Мимо него пробежала Мария, уже умытая и одетая в новое нарядное платьице. Девочка спала в одной комнате с детьми молочный сестры принцессы Жанет, госпожи Валентины, а умывала её старая нянька Наннет, та самая, которую когда-то искал Максимилиан.
Мария свернула за угол, и мальчик услышал её звонкий голос:
— Папа, ну папа, ты же мне обещал!
Это был привычный набор действий. Встать, с помощью верной Наннет умыться, одеться, причесаться и разбудить отца, чтобы потребовать от него новую порцию развлечений. В предшествующие дни Максимилиан и сам с нетерпением ожидал появления её отца, он и сам был готов присоединить свой голос к голоску девочки. А тут вдруг что-то его встревожило. Эта мелюзга голосит чуть свет под окном его спальни, а ведь он там… он там не один!
Максимилиан догнал девочку.
— Ты чего орешь, мелюзга? Твой отец ещё спит!
На лице Марии выразилось откровенное недоумение. Она уже проснулась, а он, её отец, ещё спит!
— Не спит, — возразила девочка. – Он всегда плосыпается, когда я его зову.
Говорила она по-прежнему звонко.
— Да тише ты, мелюзга, — шикнул на неё Максимилиан.

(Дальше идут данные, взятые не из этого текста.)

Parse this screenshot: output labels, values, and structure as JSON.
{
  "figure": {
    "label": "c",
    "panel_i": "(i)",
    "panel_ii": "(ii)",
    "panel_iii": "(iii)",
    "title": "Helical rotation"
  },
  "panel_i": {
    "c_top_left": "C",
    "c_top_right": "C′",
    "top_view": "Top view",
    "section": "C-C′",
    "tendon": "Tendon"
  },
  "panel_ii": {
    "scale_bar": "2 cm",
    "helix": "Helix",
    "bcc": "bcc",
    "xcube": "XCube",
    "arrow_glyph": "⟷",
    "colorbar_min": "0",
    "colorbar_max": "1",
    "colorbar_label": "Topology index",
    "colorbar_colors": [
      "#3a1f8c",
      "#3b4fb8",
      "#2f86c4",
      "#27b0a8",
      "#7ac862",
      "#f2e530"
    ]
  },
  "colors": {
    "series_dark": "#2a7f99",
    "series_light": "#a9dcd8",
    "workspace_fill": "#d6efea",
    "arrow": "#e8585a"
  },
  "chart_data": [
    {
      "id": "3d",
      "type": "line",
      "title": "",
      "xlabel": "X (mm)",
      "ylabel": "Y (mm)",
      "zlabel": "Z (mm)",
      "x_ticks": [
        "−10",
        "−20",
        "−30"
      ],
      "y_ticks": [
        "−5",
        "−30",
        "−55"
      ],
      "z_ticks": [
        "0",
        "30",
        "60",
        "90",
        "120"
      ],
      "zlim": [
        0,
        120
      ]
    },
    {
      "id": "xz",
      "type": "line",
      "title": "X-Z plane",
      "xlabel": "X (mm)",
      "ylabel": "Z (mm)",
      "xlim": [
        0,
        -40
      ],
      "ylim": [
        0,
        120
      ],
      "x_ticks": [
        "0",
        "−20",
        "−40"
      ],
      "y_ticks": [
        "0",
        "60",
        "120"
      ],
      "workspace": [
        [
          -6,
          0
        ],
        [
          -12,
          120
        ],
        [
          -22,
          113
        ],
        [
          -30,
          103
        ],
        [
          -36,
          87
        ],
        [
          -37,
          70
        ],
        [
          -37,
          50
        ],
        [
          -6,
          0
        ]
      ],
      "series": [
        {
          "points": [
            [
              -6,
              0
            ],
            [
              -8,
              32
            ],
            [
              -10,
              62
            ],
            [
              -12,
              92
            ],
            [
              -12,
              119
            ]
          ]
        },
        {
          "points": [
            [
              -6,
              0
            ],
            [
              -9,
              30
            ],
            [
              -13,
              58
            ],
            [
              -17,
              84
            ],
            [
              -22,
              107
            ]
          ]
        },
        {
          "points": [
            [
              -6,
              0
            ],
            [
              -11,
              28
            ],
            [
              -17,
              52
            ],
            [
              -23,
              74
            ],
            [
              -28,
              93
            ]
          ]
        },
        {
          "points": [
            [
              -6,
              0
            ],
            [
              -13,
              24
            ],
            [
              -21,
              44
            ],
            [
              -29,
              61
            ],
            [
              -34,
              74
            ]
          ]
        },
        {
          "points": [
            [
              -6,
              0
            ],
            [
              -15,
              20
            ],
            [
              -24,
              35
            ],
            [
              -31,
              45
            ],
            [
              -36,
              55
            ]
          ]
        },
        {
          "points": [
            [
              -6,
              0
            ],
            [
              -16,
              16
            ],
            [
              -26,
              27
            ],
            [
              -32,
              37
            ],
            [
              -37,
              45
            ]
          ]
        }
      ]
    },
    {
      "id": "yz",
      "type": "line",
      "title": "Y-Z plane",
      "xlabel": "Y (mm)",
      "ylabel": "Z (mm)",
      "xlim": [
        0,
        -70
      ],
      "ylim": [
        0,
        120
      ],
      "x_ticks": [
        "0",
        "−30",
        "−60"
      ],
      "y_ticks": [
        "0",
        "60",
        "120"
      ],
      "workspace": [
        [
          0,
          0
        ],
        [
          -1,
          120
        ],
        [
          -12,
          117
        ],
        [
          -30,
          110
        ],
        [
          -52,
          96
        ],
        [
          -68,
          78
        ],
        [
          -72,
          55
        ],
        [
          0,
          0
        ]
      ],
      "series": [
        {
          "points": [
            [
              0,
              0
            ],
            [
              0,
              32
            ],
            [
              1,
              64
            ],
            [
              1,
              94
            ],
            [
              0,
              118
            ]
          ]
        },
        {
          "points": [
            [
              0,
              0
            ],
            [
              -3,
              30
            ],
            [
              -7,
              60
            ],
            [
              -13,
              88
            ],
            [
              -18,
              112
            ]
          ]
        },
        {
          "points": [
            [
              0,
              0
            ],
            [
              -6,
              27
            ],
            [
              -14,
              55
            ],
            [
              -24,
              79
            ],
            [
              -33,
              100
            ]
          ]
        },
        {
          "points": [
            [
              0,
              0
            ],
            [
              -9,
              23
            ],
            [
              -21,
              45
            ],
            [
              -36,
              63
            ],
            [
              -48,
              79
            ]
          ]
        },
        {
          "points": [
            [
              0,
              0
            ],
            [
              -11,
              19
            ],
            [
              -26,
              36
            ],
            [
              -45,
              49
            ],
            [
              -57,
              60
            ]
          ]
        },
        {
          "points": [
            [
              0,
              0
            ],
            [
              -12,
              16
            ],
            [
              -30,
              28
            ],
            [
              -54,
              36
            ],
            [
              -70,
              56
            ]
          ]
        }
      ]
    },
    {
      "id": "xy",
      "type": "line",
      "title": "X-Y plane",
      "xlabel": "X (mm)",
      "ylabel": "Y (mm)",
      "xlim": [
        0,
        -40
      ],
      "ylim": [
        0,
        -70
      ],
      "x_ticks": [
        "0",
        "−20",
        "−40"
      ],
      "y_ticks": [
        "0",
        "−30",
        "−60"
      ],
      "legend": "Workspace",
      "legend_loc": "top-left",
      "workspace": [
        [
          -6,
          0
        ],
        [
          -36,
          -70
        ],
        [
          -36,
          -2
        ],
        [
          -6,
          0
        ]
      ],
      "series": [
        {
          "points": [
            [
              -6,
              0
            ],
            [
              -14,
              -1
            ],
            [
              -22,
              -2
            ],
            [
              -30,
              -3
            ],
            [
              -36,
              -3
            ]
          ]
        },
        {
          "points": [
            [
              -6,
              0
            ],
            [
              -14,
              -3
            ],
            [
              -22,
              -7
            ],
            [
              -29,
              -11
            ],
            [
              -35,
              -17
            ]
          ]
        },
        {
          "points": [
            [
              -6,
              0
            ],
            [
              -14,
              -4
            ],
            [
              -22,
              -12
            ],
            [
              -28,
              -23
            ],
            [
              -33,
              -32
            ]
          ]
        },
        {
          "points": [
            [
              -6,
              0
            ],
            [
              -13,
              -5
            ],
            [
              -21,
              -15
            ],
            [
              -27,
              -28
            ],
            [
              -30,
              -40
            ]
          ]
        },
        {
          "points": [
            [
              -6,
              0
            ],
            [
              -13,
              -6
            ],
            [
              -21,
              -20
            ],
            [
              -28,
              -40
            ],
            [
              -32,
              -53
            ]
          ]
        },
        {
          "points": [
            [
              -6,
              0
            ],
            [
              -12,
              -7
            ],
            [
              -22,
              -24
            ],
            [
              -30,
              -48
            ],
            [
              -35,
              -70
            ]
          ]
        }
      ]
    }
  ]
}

Мария широко раскрыла глаза и выпятила нижнюю губу от обиды.
— Ты чего хотела?
— На лошадке покататься, — буркнула она. – Папа мне одной не лазлешает.
— Это тот коротышка, твой конь? Как его звать-то…
— Хилон.
— Ах да, Хирон. Ну пошли, я тебя покатаю.
Глаза Марии раскрылись ещё шире.
— А папа сказал…
— Что ты, как маленькая. Папа да папа. Папа потом придет.
И, не позволив девочке опомниться, быстро поволок её в сторону конюшни.
Наверху, за окном, ещё в полудреме, блаженно улыбаясь, Жанет слушала этот разговор. Геро, разбуженный зовом дочери, успел натянуть рубашку, но затем так же прислушался. Когда голоса детей стихли, он с ласковой растерянностью взглянул на Жанет. Она погладила его спутанные волосы и с лукавой улыбкой спросила:
— А ты уверен, что Максимилиан не твой сын? Я нахожу немало сходства.